Emoluments: No Pause for the Clause
When last we visited the Emoluments Clause of the US Constitution, in our blog of August 4, 2018, it was in the context of a suit by the State of Maryland and the District of Columbia, seeking to prevent the current president from receiving, through his business activities, payments (‘emoluments’) from foreign governments without Congressional approval. Last Friday, a second lawsuit brought under the Emoluments Clause—- but urging a different legal theory—- was granted permission to proceed.
This second lawsuit, Blumenthal v Trump, was filed by approximately 200 Democratic members of Congress. The crux of their complaint is that the president ‘has a financial interest in vast business holdings around the world that engage in dealings with foreign governments and receive benefits from those governments.’ The benefits that Trump receives from that business, they allege, constitute ‘emoluments’ and the Constitution requires him to obtain Congressional approval before accepting them.
Lawyers from the US Department of Justice moved to dismiss the complaint on the grounds that the plaintiffs—the 200 or so people who filed the lawsuit—did not have ‘standing’ to sue. To have ‘standing’ a plaintiff must allege that the activity complained of injures him in a personal and individual way. The requirement of standing ensures that lawsuits can be brought only by parties directly harmed by a particular event or policy. Federal courts are limited by the Constitution to adjudicating only ‘cases’ and ‘controversies’; they cannot give advisory opinions or adjudicate cases where someone merely objects to a policy that does not affect them.

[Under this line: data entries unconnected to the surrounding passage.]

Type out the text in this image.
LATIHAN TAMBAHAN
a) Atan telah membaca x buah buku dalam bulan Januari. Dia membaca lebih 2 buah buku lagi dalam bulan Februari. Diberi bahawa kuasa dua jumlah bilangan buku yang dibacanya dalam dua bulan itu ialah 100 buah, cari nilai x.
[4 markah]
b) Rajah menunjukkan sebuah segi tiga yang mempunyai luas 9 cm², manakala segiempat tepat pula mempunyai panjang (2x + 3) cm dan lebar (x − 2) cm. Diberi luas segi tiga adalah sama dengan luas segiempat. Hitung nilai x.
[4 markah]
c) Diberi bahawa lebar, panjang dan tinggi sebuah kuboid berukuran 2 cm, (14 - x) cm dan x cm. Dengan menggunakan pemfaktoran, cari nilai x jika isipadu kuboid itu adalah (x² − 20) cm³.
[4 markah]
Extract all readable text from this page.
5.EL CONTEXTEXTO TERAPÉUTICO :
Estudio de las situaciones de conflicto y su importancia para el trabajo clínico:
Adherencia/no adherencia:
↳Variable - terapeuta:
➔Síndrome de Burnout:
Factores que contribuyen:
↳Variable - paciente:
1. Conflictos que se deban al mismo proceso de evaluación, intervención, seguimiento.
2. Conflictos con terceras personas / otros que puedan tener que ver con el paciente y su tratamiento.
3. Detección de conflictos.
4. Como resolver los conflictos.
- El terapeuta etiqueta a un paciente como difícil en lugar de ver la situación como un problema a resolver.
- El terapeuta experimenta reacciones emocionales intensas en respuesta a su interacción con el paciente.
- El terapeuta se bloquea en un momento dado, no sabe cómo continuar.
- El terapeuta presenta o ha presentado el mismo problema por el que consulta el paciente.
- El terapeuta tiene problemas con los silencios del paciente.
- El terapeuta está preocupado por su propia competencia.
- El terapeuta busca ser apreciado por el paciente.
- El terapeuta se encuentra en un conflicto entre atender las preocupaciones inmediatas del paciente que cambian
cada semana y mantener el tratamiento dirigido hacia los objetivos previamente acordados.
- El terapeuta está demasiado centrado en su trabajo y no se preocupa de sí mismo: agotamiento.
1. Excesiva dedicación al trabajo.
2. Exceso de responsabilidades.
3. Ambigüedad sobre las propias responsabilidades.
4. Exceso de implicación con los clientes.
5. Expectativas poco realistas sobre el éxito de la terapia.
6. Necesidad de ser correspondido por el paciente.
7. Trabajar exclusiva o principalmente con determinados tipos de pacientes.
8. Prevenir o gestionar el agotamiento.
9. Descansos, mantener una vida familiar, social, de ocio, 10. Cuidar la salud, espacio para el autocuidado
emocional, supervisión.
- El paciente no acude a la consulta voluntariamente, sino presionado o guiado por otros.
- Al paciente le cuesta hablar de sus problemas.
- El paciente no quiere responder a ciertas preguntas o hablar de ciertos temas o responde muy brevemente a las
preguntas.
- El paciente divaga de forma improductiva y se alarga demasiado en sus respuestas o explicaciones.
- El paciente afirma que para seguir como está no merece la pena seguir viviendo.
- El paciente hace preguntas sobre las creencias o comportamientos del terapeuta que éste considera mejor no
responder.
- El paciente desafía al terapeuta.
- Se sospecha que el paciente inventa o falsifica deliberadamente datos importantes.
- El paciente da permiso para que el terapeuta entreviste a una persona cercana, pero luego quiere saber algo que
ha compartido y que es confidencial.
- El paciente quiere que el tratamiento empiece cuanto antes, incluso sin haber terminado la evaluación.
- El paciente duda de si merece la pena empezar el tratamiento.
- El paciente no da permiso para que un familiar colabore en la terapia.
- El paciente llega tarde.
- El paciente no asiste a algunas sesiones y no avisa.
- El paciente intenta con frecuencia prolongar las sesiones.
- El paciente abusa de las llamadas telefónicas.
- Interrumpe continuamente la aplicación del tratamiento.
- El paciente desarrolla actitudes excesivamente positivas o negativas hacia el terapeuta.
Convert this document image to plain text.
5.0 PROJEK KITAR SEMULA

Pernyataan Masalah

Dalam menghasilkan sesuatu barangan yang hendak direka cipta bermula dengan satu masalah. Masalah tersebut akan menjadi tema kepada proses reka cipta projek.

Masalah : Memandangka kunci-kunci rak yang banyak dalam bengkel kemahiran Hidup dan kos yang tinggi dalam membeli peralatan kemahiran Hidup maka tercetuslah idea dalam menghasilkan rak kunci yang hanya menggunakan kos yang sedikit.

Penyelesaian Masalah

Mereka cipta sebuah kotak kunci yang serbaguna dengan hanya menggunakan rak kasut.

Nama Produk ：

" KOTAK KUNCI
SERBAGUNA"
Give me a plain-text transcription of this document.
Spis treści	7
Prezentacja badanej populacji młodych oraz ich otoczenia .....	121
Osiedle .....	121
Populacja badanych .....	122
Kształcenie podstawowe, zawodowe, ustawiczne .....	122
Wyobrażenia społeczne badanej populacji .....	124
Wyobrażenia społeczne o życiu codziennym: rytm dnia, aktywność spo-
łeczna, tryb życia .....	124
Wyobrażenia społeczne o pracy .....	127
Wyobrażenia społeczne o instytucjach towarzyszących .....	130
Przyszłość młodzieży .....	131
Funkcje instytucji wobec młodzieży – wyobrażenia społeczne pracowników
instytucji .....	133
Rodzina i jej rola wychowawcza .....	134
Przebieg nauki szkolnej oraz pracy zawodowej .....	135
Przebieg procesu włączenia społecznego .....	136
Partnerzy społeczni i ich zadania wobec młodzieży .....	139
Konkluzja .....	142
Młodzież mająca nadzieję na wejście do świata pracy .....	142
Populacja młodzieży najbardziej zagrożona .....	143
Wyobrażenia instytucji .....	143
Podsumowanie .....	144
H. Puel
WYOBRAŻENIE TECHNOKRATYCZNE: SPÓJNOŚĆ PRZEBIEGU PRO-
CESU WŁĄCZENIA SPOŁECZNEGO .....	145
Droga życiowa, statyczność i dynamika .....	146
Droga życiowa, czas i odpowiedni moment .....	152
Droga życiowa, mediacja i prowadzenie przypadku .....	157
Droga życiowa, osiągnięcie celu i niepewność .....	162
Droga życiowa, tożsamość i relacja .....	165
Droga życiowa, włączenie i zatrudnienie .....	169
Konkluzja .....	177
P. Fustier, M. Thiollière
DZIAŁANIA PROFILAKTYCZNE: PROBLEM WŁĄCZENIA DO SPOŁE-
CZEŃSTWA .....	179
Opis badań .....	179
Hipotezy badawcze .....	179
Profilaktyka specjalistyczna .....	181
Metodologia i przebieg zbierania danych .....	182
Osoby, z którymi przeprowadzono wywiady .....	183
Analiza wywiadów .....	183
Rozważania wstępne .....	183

The plaintiffs in Blumenthal alleged that have suffered damage because they have not been given the chance to vote on whether the president should be allowed to accept what they claim are ‘emoluments.’ In a 58-page opinion released on Friday, September 28, Federal Judge Emmet J. Sullivan denied the government’s motion to dismiss the complaint. He found that the plaintiffs do have standing to bring the lawsuit, for ‘Since the [Emoluments] Clause prohibits the President from accepting a prohibited foreign emolument unless Congress votes to consent, the Constitution gives each individual Member of Congress a right to vote before the President accepts.’ The infringement of this right, Judge Sullivan held, was an injury suffered by each of the plaintiffs and gave them standing to sue.
This decision means that the Blumenthal case will proceed in federal district court (that is, a trial court) in Washington, DC. At the same time the Maryland case will also proceed on a different legal theory. We will await developments.